The top 50 firm's PEP has significantly dropped from the 2010-11 figure of £510,000 to £410,000 for the most recent financial year, while revenues rose 4% from last year's figure of £94m to £97.5m.

The firm's recently elected managing partner Matthew Lohn cited public sector spending cuts as the main reason for the drop in profitability, with a large chunk of the firm's revenues traditionally coming from government work.

Lohn also said that the firm's efforts to restructure the business in the wake of the public sector cuts had increased costs and therefore negatively impacted on profitability.

Field Fisher's investment in its German offices also contributed to costs, according to Lohn, with the firm taking a four-partner team from defunct firm Howrey to launch in Munich and Duesseldorf in April 2011. Twenty percent of the firm's revenues now come from offices outside the UK.
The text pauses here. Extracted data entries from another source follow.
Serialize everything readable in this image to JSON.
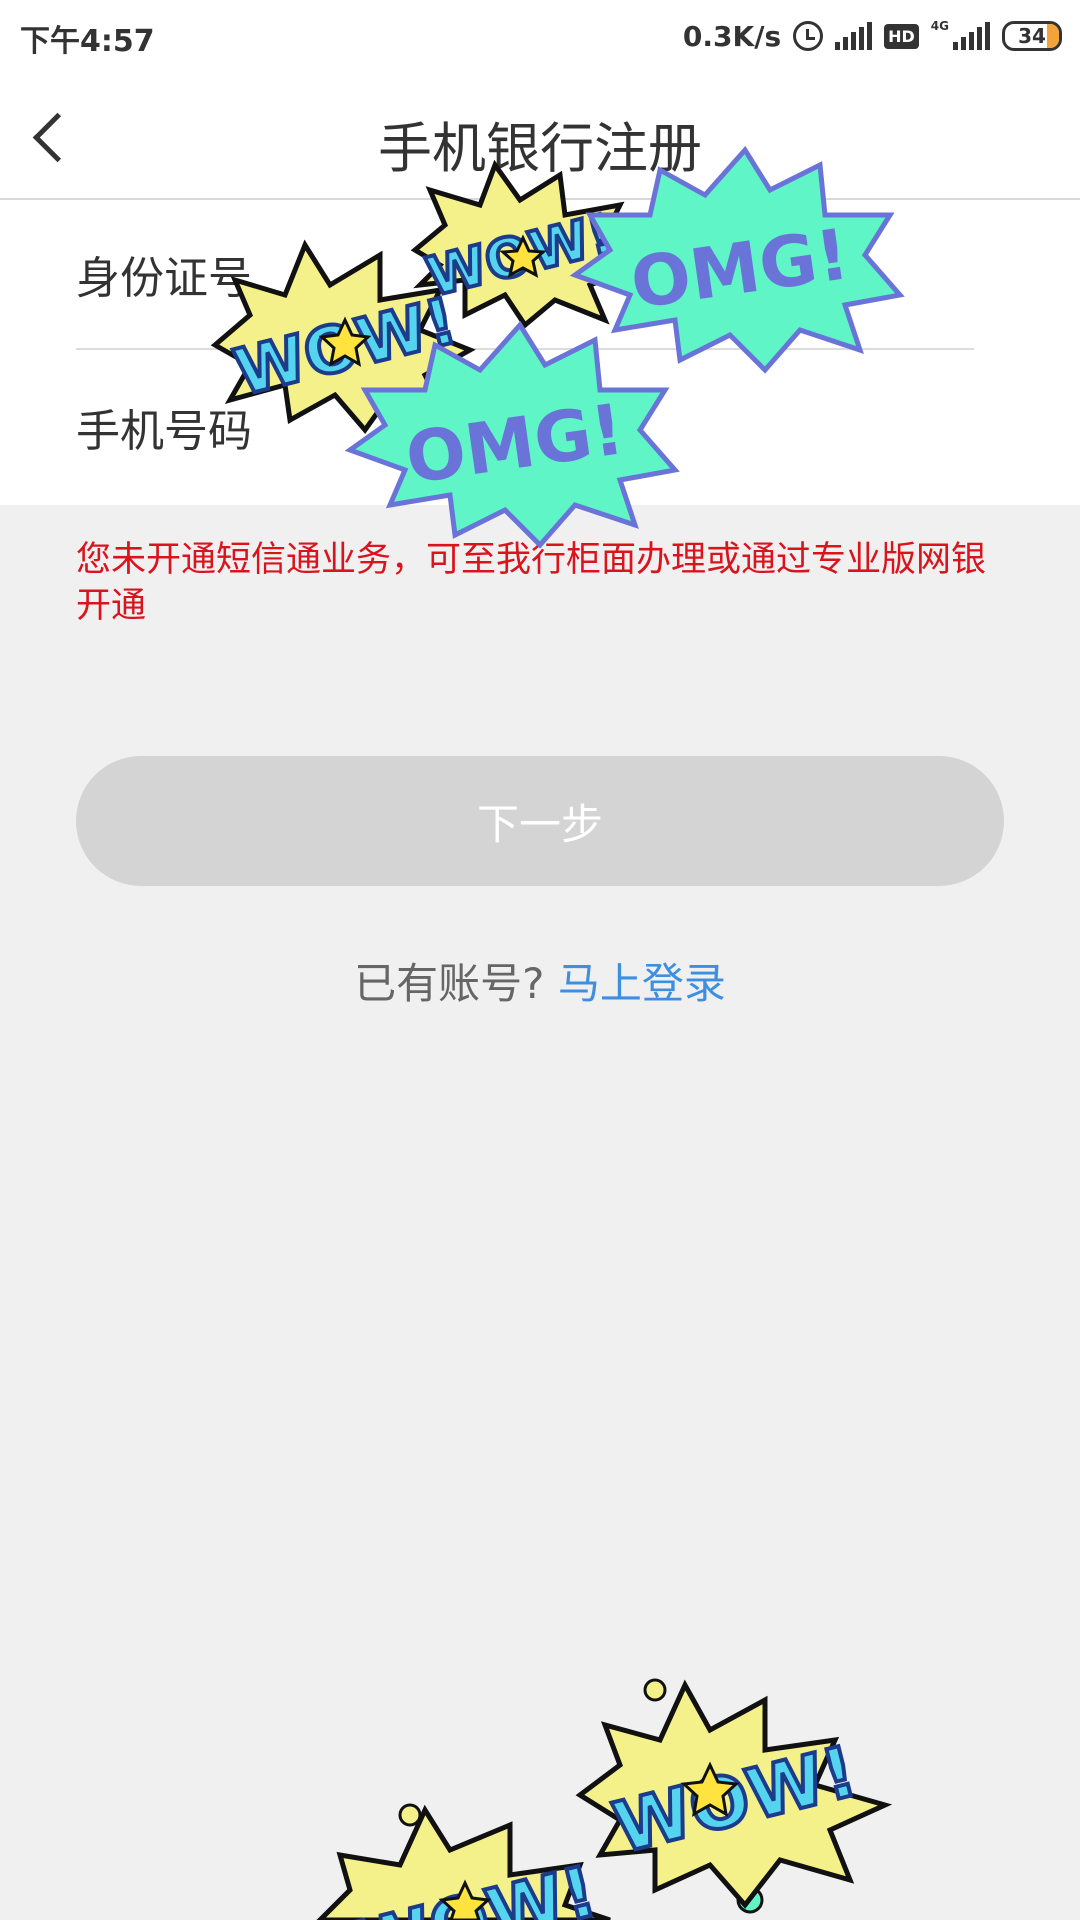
{
  "status_bar": {
    "time": "下午4:57",
    "net_speed": "0.3K/s",
    "hd_badge": "HD",
    "network_type": "4G",
    "battery": "34"
  },
  "nav": {
    "title": "手机银行注册"
  },
  "form": {
    "id_label": "身份证号",
    "phone_label": "手机号码"
  },
  "warning": "您未开通短信通业务，可至我行柜面办理或通过专业版网银开通",
  "next_button": "下一步",
  "login": {
    "question": "已有账号?",
    "link": "马上登录"
  },
  "stickers": {
    "wow": "WOW!",
    "omg": "OMG!"
  },
  "colors": {
    "warning": "#d9141c",
    "link": "#3f8fe0",
    "button_disabled": "#d4d4d4",
    "omg_fill": "#5ff5c6",
    "omg_text": "#6a74d8",
    "wow_fill": "#f4f08a",
    "wow_text": "#55d4f0"
  }
}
Lohn (pictured) said: "I am encouraged by the rise in turnover and in particular the increase in revenue from our offices outside the UK, which we are continuing to build further with a focus on our key sectors."

He added: "Across the board we are bringing in quality instructions from private sector clients with practice areas such as intellectual property, technology, funds and banking & finance in particular seeing encouraging growth. The firm has a sound platform for future expansion and increasing profitability."

The news comes not long after it emerged that Field Fisher is in merger talks with City firm LG. If the deal goes ahead, Field Fisher is expected to move out of its Vine Street office into LG's premises at More London Riverside.